Two Legal Aid Agency-related issues dominated debate among delegates at the Legal Aid Practitioners Group’s 2016 conference: the Legal Aid Agency’s controversial ’embarrassment clause’; and continuing problems with its digital billing system. Fiona Bawdon reports
The mood at LAPG’s event in Leeds, attended by around 150 practitioners, was notably upbeat, although delegates repeatedly voiced intense frustration about their dealings with the LAA. A lawyer with 10 years’ experience complained about being second-guessed by LAA staff when applying for funding through to trial; another was amazed that, despite having moved to an online client and cost management system (CCMS), the LAA still managed to regularly lose applications. ‘I don’t understand how that is even possible,’ she said.
By contrast, LAA chief executive Shaun McNally, who took up his post in April this year, having worked at the agency in different roles since 2012, maintained the organisation was performing well. The bad old days of its predecessor, the Legal Services Commission, when practitioners had to ‘wait 30 minutes to get through on the phone and considerably longer for bills and applications to be processed,’ were long gone. He accepted there were still ‘issues’ with CCMS, but insisted that the LAA’s customer service team were equipped to sort them out.
‘I feel proud of how the agency has been transformed over recent years,’ he said. ‘I lead an organisation where people who work within it are committed, supportive and care for each other and are absolutely passionate about the service they provide. They are proud to work for an agency which has a key role to play in the justice system.’
The LAA’s performance had improved, despite its budget being reduced by 34 per cent since 2010, he added, but warned it still had to find further savings of £11m during the current spending period. He suggested this could be achieved by envisaging a ‘different future’ for the LAA and practitioners. ‘What if we challenge ourselves to work in a different way? What if we had a different relationship that was akin to adult to adult? What if we understood and appreciated each others’ perspectives and were prepared to make a real difference?’

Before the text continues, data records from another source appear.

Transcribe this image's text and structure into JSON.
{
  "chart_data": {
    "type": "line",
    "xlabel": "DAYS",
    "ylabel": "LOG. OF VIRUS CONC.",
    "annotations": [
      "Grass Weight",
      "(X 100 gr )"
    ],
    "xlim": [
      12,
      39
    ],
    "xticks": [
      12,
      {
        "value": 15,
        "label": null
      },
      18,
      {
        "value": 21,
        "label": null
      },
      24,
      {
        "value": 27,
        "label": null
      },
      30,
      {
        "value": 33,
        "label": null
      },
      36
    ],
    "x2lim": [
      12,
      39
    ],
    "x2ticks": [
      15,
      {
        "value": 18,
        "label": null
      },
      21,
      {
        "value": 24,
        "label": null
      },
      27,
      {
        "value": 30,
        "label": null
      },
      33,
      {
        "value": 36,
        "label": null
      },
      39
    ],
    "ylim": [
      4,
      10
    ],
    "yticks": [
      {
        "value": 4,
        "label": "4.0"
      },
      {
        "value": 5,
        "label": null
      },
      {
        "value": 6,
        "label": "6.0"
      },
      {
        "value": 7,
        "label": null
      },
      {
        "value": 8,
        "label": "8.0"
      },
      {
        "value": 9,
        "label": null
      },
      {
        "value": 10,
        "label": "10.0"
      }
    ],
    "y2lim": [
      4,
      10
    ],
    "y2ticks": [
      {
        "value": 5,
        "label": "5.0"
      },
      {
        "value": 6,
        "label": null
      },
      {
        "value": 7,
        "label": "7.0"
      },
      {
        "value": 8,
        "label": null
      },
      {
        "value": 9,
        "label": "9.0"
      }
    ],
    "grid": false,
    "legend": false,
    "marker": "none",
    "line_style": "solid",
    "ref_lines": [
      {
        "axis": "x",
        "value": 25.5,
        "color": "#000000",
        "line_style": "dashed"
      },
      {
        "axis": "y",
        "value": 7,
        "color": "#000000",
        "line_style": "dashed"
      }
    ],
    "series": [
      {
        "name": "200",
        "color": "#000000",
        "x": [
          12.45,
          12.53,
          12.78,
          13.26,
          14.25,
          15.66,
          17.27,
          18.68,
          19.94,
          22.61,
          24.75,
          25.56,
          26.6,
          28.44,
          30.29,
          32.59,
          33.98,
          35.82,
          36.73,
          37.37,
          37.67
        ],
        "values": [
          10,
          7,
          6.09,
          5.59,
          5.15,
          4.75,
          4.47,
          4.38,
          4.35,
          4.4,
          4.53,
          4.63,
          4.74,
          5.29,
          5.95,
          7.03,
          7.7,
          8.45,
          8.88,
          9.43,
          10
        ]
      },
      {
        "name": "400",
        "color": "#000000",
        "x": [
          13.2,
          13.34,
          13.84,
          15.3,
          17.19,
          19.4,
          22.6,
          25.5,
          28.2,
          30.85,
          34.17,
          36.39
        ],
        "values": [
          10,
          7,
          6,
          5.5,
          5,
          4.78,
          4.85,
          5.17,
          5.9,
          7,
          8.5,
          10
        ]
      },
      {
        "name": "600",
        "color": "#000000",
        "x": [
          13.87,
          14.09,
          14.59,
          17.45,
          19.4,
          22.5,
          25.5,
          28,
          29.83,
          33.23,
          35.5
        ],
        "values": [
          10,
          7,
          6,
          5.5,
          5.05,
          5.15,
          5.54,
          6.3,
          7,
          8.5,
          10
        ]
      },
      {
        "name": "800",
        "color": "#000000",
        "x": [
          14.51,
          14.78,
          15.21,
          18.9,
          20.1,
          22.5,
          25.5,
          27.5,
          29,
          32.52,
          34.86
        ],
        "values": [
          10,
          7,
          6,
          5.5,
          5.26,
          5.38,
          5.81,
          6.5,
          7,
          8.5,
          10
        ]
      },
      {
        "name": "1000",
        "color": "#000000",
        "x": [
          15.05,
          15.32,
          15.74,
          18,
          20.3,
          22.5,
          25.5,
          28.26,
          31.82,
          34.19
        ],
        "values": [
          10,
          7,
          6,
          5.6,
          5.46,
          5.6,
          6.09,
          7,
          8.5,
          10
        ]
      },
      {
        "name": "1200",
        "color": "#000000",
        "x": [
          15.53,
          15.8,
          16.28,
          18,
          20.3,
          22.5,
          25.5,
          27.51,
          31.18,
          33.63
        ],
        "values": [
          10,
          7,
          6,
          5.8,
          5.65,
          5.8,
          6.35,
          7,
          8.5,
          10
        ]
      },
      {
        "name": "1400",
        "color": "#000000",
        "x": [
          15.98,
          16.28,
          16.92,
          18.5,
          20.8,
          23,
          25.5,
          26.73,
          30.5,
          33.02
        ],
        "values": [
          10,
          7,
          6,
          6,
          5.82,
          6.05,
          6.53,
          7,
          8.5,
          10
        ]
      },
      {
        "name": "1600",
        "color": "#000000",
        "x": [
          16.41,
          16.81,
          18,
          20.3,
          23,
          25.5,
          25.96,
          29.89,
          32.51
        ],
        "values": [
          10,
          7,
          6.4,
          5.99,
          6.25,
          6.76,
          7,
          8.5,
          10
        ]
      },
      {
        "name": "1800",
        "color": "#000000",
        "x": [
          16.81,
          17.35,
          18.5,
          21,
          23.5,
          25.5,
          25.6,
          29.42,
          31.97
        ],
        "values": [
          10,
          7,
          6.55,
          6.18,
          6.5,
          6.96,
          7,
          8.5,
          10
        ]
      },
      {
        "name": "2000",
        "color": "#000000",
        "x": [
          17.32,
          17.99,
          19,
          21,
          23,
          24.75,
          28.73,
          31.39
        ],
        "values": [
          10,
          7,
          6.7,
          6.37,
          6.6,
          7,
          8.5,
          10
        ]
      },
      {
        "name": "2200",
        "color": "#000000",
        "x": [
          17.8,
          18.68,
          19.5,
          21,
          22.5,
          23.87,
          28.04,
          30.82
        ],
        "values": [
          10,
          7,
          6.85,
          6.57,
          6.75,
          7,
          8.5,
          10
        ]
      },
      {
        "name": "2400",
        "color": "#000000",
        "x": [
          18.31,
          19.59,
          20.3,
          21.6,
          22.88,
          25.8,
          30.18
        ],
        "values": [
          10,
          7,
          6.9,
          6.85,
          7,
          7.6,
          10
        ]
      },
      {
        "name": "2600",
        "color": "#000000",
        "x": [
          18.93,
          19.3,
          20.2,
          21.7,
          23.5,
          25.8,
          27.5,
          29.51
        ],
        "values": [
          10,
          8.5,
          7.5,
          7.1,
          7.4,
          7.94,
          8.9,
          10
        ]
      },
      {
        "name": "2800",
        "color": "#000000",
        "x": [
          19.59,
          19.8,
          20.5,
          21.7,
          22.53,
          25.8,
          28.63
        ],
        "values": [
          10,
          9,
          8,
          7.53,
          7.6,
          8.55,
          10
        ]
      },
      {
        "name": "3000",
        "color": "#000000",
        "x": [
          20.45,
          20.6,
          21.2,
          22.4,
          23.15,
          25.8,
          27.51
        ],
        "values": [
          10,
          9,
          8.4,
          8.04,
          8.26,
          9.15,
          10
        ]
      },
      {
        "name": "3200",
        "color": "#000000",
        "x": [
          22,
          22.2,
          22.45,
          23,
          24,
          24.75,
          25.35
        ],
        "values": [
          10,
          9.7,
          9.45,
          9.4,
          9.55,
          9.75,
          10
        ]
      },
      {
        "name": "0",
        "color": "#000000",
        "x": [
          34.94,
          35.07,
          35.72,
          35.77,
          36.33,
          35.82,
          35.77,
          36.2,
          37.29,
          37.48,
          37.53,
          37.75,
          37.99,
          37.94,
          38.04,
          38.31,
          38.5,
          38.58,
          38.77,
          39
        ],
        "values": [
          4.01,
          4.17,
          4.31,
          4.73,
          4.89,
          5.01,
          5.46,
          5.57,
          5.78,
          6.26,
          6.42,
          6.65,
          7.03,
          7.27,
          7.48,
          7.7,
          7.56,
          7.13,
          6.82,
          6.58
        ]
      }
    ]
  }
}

In her opening speech, LAPG co-chair Nicola Mackintosh QC (hon) had warned that, with so much pressure on its budget, the LAA should sort out CCMS as a matter of urgency. ‘It costs more and wastes money that would be better spent on clients. The taxpayer should not be paying for a system which is so clearly inefficient,’ she said. Alex Offer, a public law barrister at Garden Court North, told McNally that, while the legal aid bar was keen to work with the LAA, ‘we do not feel you are interested in working with us.’
‘My experience of Legal Aid Agency decision making is overwhelmingly that you exist not to promote access to justice but act as financial gatekeepers to reduce access to justice whenever you can.’ Offer cited the example of a Romany Gypsy who was ‘vulnerable and could not read’, who was denied exceptional case funding for a planning hearing, for which he would need to read ‘600 pages of planning guidance’. ‘The LAA seems to be willing to throw resources at preventing access to justice,’ said Offer.
McNally rejected the suggestion that LAA staff make decisions to save money. ‘The conversations I have with the teams do not lead me to believe that they are driven by cost but by the regulations.’ However, Nicola Mackintosh, a sole practitioner, specialising in community care and mental capacity work, suggested to McNally: ‘The experience with staff on the ground may not necessarily be in accordance with your aims.’
Delegates were equally trenchant in their criticism of the LAA’s insistence on including an ’embarrassment clause’ into its crime contract, a provision which is now subject to judicial review. The clause gives the agency to right to strip firms of their contracts if they bring it into disrepute and critics fear it will be used to muzzle practitioners.
Cris McCurley, partner at Ben Hoare Bell warned that if the clause is introduced into crime contracts, it will inevitably also be imposed on firms doing civil legal aid. ‘The LAA has told us they think it’s a fair clause and if we don’t want to sign it, we don’t have to – and we can just stop doing legal aid.’
LAPG director Carol Storer rejected LAA assurances that it was a standard term for government contracts. ‘What legal aid lawyers do is more important than an average contractor who is supplying services which are non-controversial. Our work we is all about challenging the state. We cannot accept this as reasonable.’
Richard Miller, Law Society head of legal aid, added that there are occasions when legal aid lawyers are under a professional duty to embarrass the LAA. ‘If they have cocked up your client’s claim and their case has been endangered, that would be a source of embarrassment to the LAA, or would be if they had any shame. It is wholly inappropriate for this clause to be in the contract. Unlike legal aid lawyers, other government contractors are not in the business of holding government to account.’
For those with longer memories, McNally’s call for an ‘adult to adult’ relationship with legal aid lawyers was reminiscent of similar attempts by one of his predecessors a decade earlier. Clare Dodgson, appointed as LSC chief executive in 2003, insisted she wanted to end the ‘Punch and Judy show’, and move to a ‘preferred supplier’ scheme for firms. Dodgson (who went on long term sick leave, never to return) lasted only two years in the post, and left with relations between firms and the commission no less fractious than they had been at the start of her brief tenure.